Puerto Rico Faces Mountain of Obstacles on the Road to Recovery

For Puerto Rico, long crippled by enormous debt and an essentially bankrupt financial system, the road to recovery just went from long to seemingly endless. Still reeling from Hurricane Irma, which knocked out 70 percent of the power when it grazed the island two weeks ago, it faces a mountain of need in the coming months just as the federal government is stretched to the limit grappling with the destruction left by Hurricanes Harvey and Irma.

And unlike Texas and Florida, politically powerful states on the mainland, Puerto Rico is an impoverished, Spanish-speaking commonwealth. It is an island to boot, making aid delivery all the more cumbersome and expensive.

Since Puerto Ricans are U.S. citizens, we can expect a large number will move to the mainland either temporarily or permanently:

 

Many Obstacles to Recovery in Puerto Rico

Hurricane Maria Live Updates: In Puerto Rico, the Storm ‘Destroyed Us’

Puerto Rico faces numerous obstacles as it begins to emerge from the storm: the weight of an extended debt and bankruptcy crisis; a recovery process begun after Irma, which killed at least three people and left nearly 70 percent of households without power; the difficulty of getting to an island far from the mainland; and the strain on relief efforts by the Federal Emergency Management Agency and other groups already spread thin in the wake of several recent storms.

Why It’s Time to Stop Calling These Hurricane Disasters “Natural”

From the WashPost, this opinion piece authored by an MIT professor: Why it’s time to stop calling these hurricane disasters ‘natural’

We must first recognize the phrase “natural disaster” for what it is: a sham we hide behind to avoid our own culpability. Hurricanes, floods, earthquakes and wildfires are part of nature, and the natural world has long ago adapted to them. Disasters occur when we move to risky places and build inadequate infrastructure.

In the United States, we have in place a range of policies that all but guarantees a worsening string of Katrinas, Sandys, Harveys and Irmas as far as we can see into the future. Climate change acts as a threat-multiplier to these policy-generated disasters, making them progressively worse than they would have been in a stable climate.

Call for Better Hurricane Prediction

From the WashPost: Hurricanes are menacing our economy. We have to invest in better prediction.

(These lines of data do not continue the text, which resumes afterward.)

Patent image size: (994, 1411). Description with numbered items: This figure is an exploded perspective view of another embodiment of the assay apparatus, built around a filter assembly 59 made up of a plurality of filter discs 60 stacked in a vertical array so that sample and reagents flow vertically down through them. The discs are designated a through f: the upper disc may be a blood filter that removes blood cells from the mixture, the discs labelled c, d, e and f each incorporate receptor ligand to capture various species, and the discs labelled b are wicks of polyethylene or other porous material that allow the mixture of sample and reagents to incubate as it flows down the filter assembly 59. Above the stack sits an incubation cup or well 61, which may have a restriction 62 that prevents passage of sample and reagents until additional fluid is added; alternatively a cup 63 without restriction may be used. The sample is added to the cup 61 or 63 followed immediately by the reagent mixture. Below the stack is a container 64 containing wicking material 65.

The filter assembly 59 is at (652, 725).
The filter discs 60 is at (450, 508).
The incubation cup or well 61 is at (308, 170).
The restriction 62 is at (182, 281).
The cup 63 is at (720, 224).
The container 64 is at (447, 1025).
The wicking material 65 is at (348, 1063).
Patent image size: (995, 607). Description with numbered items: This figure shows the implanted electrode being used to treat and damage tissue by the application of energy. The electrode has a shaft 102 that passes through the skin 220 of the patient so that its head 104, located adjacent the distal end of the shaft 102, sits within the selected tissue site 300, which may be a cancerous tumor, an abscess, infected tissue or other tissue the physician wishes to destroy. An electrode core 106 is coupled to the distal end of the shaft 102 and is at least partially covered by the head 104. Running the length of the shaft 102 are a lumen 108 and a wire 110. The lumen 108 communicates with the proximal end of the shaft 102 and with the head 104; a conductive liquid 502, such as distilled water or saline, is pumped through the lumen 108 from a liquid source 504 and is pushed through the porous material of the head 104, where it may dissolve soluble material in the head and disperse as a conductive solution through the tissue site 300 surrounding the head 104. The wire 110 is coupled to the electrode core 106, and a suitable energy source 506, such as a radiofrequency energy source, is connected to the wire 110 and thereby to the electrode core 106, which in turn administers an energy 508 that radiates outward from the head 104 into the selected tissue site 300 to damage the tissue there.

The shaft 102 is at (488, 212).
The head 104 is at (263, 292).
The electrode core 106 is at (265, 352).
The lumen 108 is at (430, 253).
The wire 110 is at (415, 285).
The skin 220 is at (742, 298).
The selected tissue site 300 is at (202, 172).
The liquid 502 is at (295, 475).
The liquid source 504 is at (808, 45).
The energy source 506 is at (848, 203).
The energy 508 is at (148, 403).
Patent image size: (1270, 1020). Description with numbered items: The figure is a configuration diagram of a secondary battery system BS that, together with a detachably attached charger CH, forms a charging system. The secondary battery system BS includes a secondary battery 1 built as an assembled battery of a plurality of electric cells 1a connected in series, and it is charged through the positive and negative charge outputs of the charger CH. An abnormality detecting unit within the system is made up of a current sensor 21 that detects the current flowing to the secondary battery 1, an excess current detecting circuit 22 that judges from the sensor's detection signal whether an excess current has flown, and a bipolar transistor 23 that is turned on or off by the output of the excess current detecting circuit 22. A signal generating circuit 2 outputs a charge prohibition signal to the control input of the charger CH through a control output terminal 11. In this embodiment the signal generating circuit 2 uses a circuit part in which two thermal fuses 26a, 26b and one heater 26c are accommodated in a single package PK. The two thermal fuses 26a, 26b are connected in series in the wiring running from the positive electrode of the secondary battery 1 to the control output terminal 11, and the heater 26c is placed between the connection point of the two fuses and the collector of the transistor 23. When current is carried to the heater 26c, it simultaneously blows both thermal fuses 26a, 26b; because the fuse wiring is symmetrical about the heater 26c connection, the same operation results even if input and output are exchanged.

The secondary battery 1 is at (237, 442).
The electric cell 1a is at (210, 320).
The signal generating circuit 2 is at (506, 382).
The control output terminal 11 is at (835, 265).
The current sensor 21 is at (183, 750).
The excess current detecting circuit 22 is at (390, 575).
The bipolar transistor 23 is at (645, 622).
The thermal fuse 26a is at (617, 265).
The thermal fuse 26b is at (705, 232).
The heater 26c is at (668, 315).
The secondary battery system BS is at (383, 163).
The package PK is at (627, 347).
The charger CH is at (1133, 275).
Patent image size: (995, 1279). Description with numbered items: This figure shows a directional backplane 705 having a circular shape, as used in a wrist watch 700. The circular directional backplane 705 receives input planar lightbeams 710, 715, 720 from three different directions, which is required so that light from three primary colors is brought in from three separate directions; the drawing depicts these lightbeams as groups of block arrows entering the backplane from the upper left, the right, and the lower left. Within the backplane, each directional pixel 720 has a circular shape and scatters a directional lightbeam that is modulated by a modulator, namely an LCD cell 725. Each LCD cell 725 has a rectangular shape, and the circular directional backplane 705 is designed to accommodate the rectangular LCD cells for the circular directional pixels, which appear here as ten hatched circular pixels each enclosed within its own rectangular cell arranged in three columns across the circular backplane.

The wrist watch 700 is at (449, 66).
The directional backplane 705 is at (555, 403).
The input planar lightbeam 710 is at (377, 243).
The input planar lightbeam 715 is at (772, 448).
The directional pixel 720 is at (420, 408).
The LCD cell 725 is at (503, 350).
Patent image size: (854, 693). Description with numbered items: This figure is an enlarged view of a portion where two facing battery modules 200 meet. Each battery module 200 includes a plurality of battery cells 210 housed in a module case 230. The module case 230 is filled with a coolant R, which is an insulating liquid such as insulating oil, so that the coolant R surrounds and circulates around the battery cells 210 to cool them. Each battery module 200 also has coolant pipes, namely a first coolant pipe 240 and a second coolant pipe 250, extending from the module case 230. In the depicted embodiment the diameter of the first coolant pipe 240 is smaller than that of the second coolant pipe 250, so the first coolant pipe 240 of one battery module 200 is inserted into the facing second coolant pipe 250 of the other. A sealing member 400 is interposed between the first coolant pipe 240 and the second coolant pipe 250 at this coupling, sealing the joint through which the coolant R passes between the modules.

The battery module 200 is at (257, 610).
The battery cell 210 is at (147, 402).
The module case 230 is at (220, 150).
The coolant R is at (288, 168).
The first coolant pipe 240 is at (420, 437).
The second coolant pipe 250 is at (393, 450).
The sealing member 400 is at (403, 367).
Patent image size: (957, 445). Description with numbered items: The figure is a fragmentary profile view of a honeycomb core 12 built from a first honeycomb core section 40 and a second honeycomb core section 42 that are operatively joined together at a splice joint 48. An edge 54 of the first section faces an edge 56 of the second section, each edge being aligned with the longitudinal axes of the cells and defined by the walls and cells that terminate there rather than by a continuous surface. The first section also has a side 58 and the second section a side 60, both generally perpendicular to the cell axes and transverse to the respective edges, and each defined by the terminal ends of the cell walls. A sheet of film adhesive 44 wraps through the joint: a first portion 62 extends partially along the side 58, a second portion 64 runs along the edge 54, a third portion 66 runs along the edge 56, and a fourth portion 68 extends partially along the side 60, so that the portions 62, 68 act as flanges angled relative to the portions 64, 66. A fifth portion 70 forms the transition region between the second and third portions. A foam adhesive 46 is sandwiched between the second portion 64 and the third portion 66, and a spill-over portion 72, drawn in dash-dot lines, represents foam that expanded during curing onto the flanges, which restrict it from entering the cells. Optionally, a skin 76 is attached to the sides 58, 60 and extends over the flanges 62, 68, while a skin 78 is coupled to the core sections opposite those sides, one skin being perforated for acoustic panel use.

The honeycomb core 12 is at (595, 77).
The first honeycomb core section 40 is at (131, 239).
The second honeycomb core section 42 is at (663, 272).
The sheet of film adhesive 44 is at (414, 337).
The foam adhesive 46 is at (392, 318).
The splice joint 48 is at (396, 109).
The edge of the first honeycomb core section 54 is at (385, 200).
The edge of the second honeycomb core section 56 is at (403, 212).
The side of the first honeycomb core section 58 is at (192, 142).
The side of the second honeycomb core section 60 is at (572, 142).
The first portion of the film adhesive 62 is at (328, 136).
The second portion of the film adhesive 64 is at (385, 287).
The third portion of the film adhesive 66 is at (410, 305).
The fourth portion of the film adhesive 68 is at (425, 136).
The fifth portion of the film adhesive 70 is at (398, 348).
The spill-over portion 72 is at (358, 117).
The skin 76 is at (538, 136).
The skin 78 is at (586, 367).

To protect our communities and our nation’s economy, we must make smart investments that will advance our forecasts. This would provide actionable intelligence for officials making evacuation decisions, utility crews positioning in advance to restore power to affected areas, and businesses safeguarding valuable inventory.

Although the scientific community has been mobilized to confront these challenges, the government in recent years has cut annual spending on its flagship hurricane forecast improvement program from $13 million to less than $5 million. Compared with the costs of Harvey and Irma, this is as though we own a $30,000 car and will not spend more than about 90 cents a year to protect it.

Other countries are outpacing us in weather prediction.